Investors should be aware of the significant impact that short-term interest rates and central bank policy have on markets and the economy. During times of economic stagnation and recession, central banks look to stimulate the economy through lower interest rates. This increases borrowing and lending, which encourages spending and investment, and eventually leads to economic growth. On the other hand, when the economy is very strong and reaches maximum employment, higher inflation typically follows and central banks will then raise interest rates in an attempt to “cool” the economy.
Given the high inflation today, central banks around the world have begun to raise rates. Both the Bank of Canada and Federal Reserve in the US recently raised rates by half a percent to around 1 percent - marking the largest rate hike in decades. However, it is worth noting that this is still far below the rate of inflation with US and Canadian CPI for March printing a rate of 8.5 and 6.7 percent respectively.
Fed funds target rate since 1950. Note the peak of over 19% in the 1980s and the hitting of near 0% after the 2008 financial crisis.

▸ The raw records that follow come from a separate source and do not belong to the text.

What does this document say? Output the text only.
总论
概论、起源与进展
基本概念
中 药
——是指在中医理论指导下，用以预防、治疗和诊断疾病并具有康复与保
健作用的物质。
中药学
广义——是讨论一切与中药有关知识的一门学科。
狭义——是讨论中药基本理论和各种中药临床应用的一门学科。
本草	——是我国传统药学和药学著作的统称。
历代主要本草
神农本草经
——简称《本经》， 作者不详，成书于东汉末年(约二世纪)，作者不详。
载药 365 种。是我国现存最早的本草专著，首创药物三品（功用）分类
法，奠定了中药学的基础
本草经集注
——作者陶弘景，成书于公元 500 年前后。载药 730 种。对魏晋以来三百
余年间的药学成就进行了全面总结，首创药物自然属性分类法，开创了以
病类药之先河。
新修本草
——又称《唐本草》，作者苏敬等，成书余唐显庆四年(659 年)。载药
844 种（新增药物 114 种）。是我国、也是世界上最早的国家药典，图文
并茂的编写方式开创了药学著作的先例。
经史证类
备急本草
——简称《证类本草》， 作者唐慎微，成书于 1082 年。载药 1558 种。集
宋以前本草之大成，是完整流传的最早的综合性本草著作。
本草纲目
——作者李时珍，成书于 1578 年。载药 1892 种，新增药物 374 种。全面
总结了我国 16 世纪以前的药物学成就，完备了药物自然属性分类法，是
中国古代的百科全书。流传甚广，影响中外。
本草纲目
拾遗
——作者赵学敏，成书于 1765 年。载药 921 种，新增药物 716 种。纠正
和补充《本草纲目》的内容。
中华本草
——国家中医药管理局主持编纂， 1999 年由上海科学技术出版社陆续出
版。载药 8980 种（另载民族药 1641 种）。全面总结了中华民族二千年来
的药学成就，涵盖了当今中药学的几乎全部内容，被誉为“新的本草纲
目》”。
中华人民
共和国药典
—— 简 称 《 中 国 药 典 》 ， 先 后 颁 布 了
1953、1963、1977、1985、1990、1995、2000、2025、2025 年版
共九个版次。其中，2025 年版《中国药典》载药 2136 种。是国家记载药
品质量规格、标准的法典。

Similar to short-term rates, yields on longer-term debt are also very important to watch as it can have a dramatic impact on markets and the economy. However, unlike short-term rates, long-term interest rates are typically not set by central banks and are instead set by the market through supply and demand forces. Investors and economists often focus on yields of US Treasuries, such as the US 10 year treasury note. The direction in which bond yields go can act as a strong leading indicator for the markets and the economy. Given the low-risk nature of government bonds, investors often go to bonds during recessions and downturns/volatility in the market. Conversely, investors may turn to riskier assets during periods of economic growth or other investments when there is higher inflation that will erode the wealth of bondholders. Today, debt markets such as the one for US Treasuries have seen one of the worst quarters in decades as they sell-off due to surging inflation.
Oil and gas can be thought of as the blood that keeps the global economy going. Used in cars and trucks, ships and planes, to heat our homes and much more, it is a key piece of modern civilization. Almost every good in some way or another is made possible because of oil. Due to its importance, oil prices are watched very closely by investors, businesses, and policy-makers around the world. High oil prices can push up prices - leading to inflation which slows down economic growth as households and businesses spend an increasing amount of their incomes on energy. This was seen during the 1970s during the two oil crises in the Middle East. However, higher oil prices can sometimes benefit oil-producing nations as it increases revenues and profits for oil producers. This is the case for Canada, which is a major oil-producing country.
In 2020, crude oil prices made history by going negative as demand collapsed due to the pandemic. However, oil prices have increased dramatically since then and WTI crude oil reached a near-record high of over $130 in March 2022.
This shiny precious metal isn’t just good to look at. Although virtually no country uses it as money today, gold has been used as money for thousands of years by countless civilizations. Gold is still held by households, investors, and governments around the world as a safe haven asset due to its rarity and durability. Gold is often bought as a hedge against inflation, but it also serves as a barometer for economic and social instability.
Gold prices per ounce in USD since President Nixon went off the gold standard in 1971.